Composer Lucy Pankhurst has created a unique piece of brass band history, by winning a 2011 British Composer Award at the prestigious ceremony held at Stationers’ Hall in London on Wednesday evening.
In Pitch Black
Her atmospheric work, ‘In Pitch Black’ which commemorates the tragic Pretoria Pit Disaster of 21st December 1910, at Hulton Colliery, Westhoughton, close to the home of the Wingates Band – members of which were killed in a disaster that claimed 344 lives, won the Wind Band & Brass Band category – the first time ever that a work for brass has taken the award since its inception in 2003.
Understandably, Lucy was still on cloud nine when she spoke to 4BR, as she started to finally enjoy the feeling of creating brass banding history, and joining a formidable list of former winners that include internationally renowned composers Adam Gorb, Philip Grange and Andy Scott.
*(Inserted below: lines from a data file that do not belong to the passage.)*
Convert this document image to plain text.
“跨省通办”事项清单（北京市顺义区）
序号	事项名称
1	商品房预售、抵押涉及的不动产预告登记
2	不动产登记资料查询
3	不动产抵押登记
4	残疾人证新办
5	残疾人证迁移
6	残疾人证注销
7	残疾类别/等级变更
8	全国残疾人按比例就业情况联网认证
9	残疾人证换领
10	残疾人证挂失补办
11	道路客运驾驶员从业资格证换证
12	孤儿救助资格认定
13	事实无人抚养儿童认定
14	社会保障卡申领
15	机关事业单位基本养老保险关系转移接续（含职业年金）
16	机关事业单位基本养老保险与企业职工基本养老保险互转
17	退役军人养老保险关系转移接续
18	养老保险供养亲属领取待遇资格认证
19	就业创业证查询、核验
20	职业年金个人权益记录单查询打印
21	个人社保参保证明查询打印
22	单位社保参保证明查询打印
"It’s amazing – although still a bit surreal," she modestly said. "I can’t still quite believe it. It hasn’t really sunk in yet."
Great and good
Sponsored by the Performing Rights Society and presented in association with BBC Radio 3, the great and good of the British compositional world sat back as Lucy’s name was read out accompanied by her image projected onto a large multi media screen with other nominees, Tom Davoren and Emily Howard for their works, ‘Looking In’ and ‘Obsidian’.
Moments later her name was read out, and she was presented with a framed certificate to commemorate her achievement.
"It was a bit like the Oscars," Lucy laughed. "I had to give a little thank you speech and about 30 seconds of the work was played to the audience. I just wasn’t expecting it, but the response from all the other composers on the night was amazing. I was later told it was the first time a brass band work had won, so that makes it even more special."
Lucy is hopeful that the award will not only lead to ‘In Pitch Black’ to be performed more regularly in concert, but will help raise the profile of contemporary brass band music too.
The British Composer Awards juries are consistently looking for contemporary classical music which shows flair, originality and power of communicationSarah Rodgers, Chairman of BASCA
"I played on the original recording with Wingates for the CD release, but haven’t yet heard it as a live performance. Hopefully that will take place in the near future as it is such a powerful and emotional work that is very special to me."
In the meantime, Lucy’s new composition ‘Petrichor’ will be premiered at the RNCM Festival of Brass in January, whilst she is also putting the finishing touches to a flute trio.
"Petrichor is inspired by the smell of the earth after it has rained, and is in one continuous movement of around nine minutes in length," she said.
"It's been written for the RNCM Brass Band to play as part of my prize in winning the John Golland Festival Award last year."
The quality and importance of the award to Lucy was summed up by Sarah Rodgers, Chairman of BASCA and Chair of the British Composer Awards.
"The British Composer Awards juries are consistently looking for contemporary classical music which shows flair, originality and power of communication."
The awards will be broadcast on BBC Radio 3 in ‘Sunday Concert’ on December 4th from 2pm.